Syrupy coloring *outside the lines* becomes, on pages like this one, a ray of light emanating from a significant discovery, which here impresses itself upon the main character in waves that reflect the ocean coming through the glass. Shaw does not spend a lot of New School doing physical world-building: most of Clockworld is just a jumble of anachronisms without any real character of its own. The customs of the Xians are where most of the world-buildery is focused. Sequences like the one above, however, show that even where novel world-building is concerned, Shaw is leaning on his idiosyncratic color choices to take us somewhere we haven’t seen before, even if that “somewhere” is comprised mostly of unfamiliar collisions between aesthetic feelings.

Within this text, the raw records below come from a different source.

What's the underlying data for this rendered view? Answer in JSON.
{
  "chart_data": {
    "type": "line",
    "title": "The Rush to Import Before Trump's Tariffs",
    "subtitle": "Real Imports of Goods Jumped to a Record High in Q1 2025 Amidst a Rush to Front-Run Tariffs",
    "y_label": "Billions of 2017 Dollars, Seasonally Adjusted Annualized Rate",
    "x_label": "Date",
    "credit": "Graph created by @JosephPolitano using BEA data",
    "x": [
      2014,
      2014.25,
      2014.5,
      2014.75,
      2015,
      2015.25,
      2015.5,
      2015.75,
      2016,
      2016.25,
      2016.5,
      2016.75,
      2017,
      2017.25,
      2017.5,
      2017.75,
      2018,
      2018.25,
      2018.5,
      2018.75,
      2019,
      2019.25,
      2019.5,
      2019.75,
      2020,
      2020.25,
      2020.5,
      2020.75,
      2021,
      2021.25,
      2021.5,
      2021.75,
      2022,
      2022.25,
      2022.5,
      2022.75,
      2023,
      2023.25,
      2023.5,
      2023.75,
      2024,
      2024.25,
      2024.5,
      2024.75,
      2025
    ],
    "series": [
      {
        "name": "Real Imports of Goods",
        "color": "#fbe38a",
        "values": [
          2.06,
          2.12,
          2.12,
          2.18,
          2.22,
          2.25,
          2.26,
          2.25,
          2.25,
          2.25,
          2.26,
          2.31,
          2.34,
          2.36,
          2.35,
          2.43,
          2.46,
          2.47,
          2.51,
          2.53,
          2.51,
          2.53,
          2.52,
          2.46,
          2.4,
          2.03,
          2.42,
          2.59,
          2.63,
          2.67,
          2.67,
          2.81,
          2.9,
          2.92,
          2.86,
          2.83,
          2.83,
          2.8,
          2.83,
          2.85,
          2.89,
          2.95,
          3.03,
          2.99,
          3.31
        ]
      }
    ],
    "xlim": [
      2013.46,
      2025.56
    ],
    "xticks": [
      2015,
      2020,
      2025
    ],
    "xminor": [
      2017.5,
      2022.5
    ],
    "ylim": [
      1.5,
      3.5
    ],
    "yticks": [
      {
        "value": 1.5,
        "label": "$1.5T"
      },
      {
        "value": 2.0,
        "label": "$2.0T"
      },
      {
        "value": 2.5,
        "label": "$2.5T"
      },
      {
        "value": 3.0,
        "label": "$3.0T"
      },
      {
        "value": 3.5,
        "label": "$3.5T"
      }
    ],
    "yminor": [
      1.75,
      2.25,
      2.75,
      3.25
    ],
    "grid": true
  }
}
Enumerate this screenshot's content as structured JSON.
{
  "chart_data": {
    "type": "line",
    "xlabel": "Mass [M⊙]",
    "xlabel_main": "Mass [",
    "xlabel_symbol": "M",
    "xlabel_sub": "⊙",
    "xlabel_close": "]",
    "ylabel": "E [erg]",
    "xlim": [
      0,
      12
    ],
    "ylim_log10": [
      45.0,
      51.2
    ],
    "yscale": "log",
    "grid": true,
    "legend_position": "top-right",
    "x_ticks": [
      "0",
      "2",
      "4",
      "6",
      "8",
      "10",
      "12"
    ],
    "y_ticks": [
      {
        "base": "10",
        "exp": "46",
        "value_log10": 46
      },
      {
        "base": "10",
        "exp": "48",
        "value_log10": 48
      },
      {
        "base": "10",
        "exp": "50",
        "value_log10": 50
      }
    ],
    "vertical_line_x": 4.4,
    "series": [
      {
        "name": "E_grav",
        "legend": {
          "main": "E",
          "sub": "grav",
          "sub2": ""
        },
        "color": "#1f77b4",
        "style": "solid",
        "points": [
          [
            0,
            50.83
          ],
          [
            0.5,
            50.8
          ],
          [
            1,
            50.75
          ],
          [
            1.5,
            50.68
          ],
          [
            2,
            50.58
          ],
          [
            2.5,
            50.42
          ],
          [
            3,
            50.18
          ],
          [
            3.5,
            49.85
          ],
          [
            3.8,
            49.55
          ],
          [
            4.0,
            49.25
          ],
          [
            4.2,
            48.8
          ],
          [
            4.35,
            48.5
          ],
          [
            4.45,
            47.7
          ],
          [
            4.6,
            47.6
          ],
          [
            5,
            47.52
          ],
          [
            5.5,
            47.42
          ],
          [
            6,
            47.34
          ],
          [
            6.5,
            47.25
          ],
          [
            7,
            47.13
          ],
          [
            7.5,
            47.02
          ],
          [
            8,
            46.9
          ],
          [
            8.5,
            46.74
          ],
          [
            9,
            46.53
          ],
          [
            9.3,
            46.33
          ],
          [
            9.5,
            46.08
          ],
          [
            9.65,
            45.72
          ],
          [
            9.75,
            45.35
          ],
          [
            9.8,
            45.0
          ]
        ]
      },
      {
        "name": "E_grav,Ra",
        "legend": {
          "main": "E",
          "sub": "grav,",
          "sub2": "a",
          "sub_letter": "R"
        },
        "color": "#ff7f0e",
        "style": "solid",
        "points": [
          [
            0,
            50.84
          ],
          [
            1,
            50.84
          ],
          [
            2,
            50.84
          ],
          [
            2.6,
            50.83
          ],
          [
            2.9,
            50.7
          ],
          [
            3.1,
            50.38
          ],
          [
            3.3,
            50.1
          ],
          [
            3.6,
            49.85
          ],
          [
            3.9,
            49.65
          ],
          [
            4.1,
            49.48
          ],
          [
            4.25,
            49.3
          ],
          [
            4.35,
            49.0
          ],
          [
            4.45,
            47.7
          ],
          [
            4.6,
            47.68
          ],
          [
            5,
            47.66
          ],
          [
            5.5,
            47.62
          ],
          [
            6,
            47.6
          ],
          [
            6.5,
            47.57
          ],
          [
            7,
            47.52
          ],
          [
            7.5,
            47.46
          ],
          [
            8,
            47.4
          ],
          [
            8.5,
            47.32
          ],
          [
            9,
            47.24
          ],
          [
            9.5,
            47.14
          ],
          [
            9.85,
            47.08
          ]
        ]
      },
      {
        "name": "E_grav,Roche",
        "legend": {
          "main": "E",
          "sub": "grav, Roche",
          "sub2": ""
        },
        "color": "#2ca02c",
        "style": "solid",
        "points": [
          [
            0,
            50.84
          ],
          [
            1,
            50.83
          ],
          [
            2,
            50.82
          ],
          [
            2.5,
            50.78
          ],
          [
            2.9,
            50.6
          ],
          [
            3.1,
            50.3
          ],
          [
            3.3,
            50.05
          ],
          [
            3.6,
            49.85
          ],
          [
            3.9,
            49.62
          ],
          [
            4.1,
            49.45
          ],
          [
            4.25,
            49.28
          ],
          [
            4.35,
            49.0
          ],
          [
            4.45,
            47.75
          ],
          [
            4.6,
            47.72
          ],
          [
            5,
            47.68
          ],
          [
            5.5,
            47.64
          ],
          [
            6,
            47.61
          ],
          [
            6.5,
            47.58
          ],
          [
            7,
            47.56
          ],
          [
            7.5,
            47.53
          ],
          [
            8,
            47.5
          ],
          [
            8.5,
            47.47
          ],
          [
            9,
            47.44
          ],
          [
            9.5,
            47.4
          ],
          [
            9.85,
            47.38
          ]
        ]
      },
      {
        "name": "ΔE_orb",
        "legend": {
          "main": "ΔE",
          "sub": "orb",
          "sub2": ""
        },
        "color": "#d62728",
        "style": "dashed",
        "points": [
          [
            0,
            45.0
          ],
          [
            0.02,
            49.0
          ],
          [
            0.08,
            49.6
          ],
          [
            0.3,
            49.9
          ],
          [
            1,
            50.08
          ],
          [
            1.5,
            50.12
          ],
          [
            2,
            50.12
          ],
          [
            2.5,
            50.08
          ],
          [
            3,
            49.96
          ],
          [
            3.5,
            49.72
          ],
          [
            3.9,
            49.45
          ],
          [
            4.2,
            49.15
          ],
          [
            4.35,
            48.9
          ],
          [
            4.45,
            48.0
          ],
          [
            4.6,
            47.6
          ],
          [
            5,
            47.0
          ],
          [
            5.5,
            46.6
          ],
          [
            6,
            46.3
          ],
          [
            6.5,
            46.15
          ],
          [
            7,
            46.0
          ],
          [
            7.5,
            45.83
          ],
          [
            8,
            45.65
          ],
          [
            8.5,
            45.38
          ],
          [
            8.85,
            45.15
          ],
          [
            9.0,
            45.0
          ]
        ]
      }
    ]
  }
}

As the story continues, Shaw’s coloring becomes more adventurous. Above is yet another great example of the block colors accentuating the bold lettering choices, while emanating out to envelop several more items of the narrative on the same page. I like this page in particular because Shaw’s artistic choices leave a fair amount of ambiguity as to how you ought to see them. While one part is clearly getting you to focus on the books, the choice of stripes is one that could elicit different feelings—some concrete and others looser—in a variety of readers.
The more adventurous Shaw gets the more overwhelming it sometimes becomes. The blocks of color give way to actual pictorial elements, overlayed with the comic’s panels in such a way that the collages are, by the end, obfuscatory on a regular basis. For the less avant-garde-inclined reader, I think a lot of New School is worth the effort; by the end, however, the story starts to unravel as the Comics con Collage becomes mostly just… Collage.
While this page is as effective as earlier pages despite taking a bigger risk artistically, many of the pages using real-world elements for the collage around this point in the story are far too over-the-top for my tastes. It’s clear why a timelessly beautiful bust would make sense as being visually fused with a woman’s smile at this moment in time to this character.
Is there a correlation there? Should Shaw’s blocks of colors and collage had been limited to being easily interpretable to a neophyte (wannabe) art critic like myself?
I don’t think so. Even as far as pure color blocks are concerned, Shaw makes plenty of choices that you cannot always put your thumb on. But that’s art, and narrative art in particular, isn’t it? As much as some creators will try to convince you otherwise, not every creative choice that gets made is one with a big, specific purpose. That’s one of the reasons that people need editors (or at the very least, a very good editing eye): a lot of small things add up (or fail to add up) to bigger aesthetic impacts or narrative functions on a comics page, or throughout an issue. In an important respect, as odd as Shaw’s artistic choices appear in the context of our typical comic expectations, the collage-esque coloring choices are really just cogs in the narrative machine. The difference is mostly one that lies with the reader: you aren’t used to it, so you have to struggle with it.
Still, I have a nose for when I’m offering an interpretation of something where there is no clear felicitous interpretation to be offered; or, if you prefer, I have a good sense for when I'm going to have to talk bull shit about something. While much of New School coalesces in a way such that the colors fold into the story in a new and exciting way, the crescendo of the story in parallel with the crescendo of the collage elements brings the two into conflict such that the dissonance you feel at the end of the story is not satisfying, but frustrating.